On Tuesday, 3 December 2019 at 17:16:07 UTC, Petar Kirov 
[ZombineDev] wrote:
> On Tuesday, 3 December 2019 at 14:01:07 UTC, bachmeier wrote:
>> On Tuesday, 3 December 2019 at 09:46:59 UTC, Petar Kirov 
>> [ZombineDev] wrote:
>>> On the contrary. Without compiler directives or a tool that 
>>> has them built-in, like dub or rdmd/rund you don't have any 
>>> portability, because you have no idea how run build the 
>>> script. It's ridiculous to expect just the right set 
>>> dependencies to be magically installed on the system where 
>>> the script will run.
>>
>> None of this is relevant if you have a tool that is limited to 
>> running code that doesn't need compiler directives. I'm aware 
>> that some people think you have to add every feature to every 
>> tool. I disagree. Especially in cases where the functionality 
>> is already provided by other tools.
>
> I don't follow, are you arguing that worse is better?
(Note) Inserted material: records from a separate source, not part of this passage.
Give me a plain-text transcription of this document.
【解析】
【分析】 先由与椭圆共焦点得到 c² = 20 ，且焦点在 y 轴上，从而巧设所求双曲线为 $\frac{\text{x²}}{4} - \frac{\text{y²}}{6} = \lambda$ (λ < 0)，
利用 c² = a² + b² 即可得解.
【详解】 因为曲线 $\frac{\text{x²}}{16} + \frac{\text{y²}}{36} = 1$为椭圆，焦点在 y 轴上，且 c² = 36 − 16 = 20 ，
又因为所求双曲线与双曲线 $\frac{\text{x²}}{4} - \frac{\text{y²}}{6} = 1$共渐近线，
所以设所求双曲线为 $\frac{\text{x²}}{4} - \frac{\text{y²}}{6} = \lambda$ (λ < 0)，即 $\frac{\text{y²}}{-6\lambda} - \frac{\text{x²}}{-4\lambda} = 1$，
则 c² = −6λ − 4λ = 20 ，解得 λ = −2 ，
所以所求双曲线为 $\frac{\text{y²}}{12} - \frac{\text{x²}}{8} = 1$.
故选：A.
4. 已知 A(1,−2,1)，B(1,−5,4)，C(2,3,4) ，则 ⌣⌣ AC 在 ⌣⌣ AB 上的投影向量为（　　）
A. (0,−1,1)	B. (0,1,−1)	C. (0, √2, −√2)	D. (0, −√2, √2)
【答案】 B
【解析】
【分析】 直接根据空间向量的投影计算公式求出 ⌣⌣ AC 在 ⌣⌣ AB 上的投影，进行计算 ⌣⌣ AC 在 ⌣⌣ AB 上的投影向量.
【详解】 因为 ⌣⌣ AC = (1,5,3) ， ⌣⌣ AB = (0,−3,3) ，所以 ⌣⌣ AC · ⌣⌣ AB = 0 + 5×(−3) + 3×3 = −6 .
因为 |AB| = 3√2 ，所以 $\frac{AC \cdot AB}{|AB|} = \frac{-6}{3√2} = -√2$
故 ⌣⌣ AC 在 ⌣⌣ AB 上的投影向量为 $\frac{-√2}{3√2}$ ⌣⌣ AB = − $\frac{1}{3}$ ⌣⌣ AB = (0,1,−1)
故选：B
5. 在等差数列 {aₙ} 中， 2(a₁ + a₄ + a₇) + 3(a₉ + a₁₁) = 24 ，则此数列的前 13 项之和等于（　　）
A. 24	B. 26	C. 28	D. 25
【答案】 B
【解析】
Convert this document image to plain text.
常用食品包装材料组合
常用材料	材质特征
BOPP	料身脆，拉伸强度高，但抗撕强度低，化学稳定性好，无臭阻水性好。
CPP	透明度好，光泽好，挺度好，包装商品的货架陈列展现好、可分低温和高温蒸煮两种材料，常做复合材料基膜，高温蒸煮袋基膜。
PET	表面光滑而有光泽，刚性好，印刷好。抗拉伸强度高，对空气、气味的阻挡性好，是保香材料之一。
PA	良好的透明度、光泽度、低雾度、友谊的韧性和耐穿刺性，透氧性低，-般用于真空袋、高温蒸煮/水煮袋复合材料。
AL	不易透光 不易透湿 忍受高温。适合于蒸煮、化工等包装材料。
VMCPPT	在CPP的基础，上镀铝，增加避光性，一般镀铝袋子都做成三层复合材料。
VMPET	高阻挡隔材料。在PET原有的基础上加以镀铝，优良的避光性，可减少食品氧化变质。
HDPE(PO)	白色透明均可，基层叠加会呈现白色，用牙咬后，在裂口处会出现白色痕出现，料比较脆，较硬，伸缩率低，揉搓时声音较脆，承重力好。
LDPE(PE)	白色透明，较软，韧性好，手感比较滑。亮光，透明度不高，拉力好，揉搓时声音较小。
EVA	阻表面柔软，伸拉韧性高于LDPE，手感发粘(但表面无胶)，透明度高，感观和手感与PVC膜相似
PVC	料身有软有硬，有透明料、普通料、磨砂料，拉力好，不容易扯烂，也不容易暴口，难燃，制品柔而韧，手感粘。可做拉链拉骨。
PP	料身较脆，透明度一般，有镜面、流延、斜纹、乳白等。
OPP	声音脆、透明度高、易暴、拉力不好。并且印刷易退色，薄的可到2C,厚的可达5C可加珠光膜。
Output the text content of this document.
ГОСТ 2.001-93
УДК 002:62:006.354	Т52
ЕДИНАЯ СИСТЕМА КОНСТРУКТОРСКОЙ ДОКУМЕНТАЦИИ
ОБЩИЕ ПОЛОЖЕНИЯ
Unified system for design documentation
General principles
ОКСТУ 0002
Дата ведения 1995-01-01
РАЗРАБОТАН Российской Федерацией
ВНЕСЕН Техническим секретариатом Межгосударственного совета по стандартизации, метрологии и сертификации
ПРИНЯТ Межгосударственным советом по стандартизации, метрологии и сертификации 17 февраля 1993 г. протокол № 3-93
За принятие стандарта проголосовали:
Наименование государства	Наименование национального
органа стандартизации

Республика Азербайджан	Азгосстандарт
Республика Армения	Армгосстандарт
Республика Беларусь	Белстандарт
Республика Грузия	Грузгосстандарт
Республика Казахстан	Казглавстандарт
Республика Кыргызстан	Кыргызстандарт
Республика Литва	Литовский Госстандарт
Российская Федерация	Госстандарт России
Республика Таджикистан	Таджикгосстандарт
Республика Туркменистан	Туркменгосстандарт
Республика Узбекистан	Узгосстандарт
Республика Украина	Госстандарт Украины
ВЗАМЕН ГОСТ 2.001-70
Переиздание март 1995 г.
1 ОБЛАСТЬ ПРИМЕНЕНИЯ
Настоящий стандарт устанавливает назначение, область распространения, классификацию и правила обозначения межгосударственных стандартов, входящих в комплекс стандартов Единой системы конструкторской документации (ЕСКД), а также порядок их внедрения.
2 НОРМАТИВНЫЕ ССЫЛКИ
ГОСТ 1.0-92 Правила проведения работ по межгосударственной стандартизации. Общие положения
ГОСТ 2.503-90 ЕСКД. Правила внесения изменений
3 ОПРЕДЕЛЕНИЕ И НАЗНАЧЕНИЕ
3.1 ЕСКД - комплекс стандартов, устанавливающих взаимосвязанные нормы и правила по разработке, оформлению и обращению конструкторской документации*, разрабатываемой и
I'm saying we have different definitions of "worse". In your 
opinion, the only thing that matters is the number of features, 
and that's fine. In my opinion, we need to account for the ease 
of use of a tool, particularly for beginners, the difficulty of 
maitenance of the tool, the possibility of clashing with current 
and future features, and the number of bugs users encounter. rdmd 
works, so let's not break it without a really good reason, and I 
haven't seen a really good reason.

> Why would one use an inferior tool, if there's another one 
> providing a strict superset of features (or at least a superset 
> of the ones that one needs) at the same level or better 
> performance?

Nobody would use an inferior tool (that's an interesting choice 
of language) but I don't agree fewer features implies it's 
inferior.

> Unless one is in the unlikely position of writing a single 
> source file (with no imports/includes) bare-metal application I 
> don't see a situation where one doesn't have any dependencies. 
> Even shell scripts have implicit dependencies on things like 
> the shell interpreter (dash vs bash vs zsh vs fish vs ...), its 
> version, the available executable files in $PATH, other 
> environment variables, and other things.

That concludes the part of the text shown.